Rheinische Post: Wahn des Tyrannen

Ein Kommentar von Lothar Schröder:

Gaddafis Angebot zu Gesprächen und Verhandlungen mit den Rebellen
ist kein Zeichen mehr von Taktik oder irgendeiner Krisendiplomatie.
Diese Geste des Diktators trägt alle Züge eines
Wirklichkeitsverlustes. Es sind die letzten Belege jener Blindheit,
die am Ende ihrer Herrschaft so viele Tyrannen befällt und die selbst
einfache Überlebensinstinkte außer Kraft zu setzen scheint.
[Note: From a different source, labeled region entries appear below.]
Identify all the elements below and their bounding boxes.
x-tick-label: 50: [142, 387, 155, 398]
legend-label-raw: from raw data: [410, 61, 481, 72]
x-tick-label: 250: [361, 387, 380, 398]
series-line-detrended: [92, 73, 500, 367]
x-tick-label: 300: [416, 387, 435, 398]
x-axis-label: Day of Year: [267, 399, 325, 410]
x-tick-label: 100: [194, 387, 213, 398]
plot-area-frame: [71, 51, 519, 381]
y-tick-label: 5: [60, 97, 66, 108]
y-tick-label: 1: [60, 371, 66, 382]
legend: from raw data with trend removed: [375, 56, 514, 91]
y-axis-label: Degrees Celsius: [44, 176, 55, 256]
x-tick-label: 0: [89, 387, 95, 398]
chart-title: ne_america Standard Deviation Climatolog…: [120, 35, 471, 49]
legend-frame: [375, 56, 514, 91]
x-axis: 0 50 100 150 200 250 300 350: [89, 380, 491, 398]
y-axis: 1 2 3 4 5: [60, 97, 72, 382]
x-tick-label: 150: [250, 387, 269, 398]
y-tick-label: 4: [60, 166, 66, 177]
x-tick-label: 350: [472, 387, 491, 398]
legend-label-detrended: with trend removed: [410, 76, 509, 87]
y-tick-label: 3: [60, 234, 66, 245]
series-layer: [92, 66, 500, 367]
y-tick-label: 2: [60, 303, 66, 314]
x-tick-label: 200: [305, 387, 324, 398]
Etliche
Despoten des 20. und 21. Jahrhunderts retteten wegen ihres Wahns
nicht einmal die eigene Haut, obwohl sie über die nötigen
Informationen und erst recht die logistischen Mittel verfügten: wie
Hitler und Ceaucescu, wie Hussein und zuletzt Mubarak. All diese
Untergänge tragen keinerlei Spuren von Heroismus. Sie dokumentieren
lediglich das ungläubige Staunen von Menschen, die alles ihrer Person
und ihrer Macht brutal untergeordnet haben: Die Idee ihrer Herrschaft
waren immer nur sie selbst; ihre Macht gründete im Kult um ihre
Person. Und plötzlich fällt alles Charismatische von denen ab, die
für ihre Anhänger Seher und Heilsbringer waren. Der wahnhafte
Untergang Gaddafis ist die Entmythisierung eines Diktators. Der
Moment, in dem die letzte Maske fällt, ist bedeutsam: für die
Zukunfts- und Demokratiefähigkeit Libyens.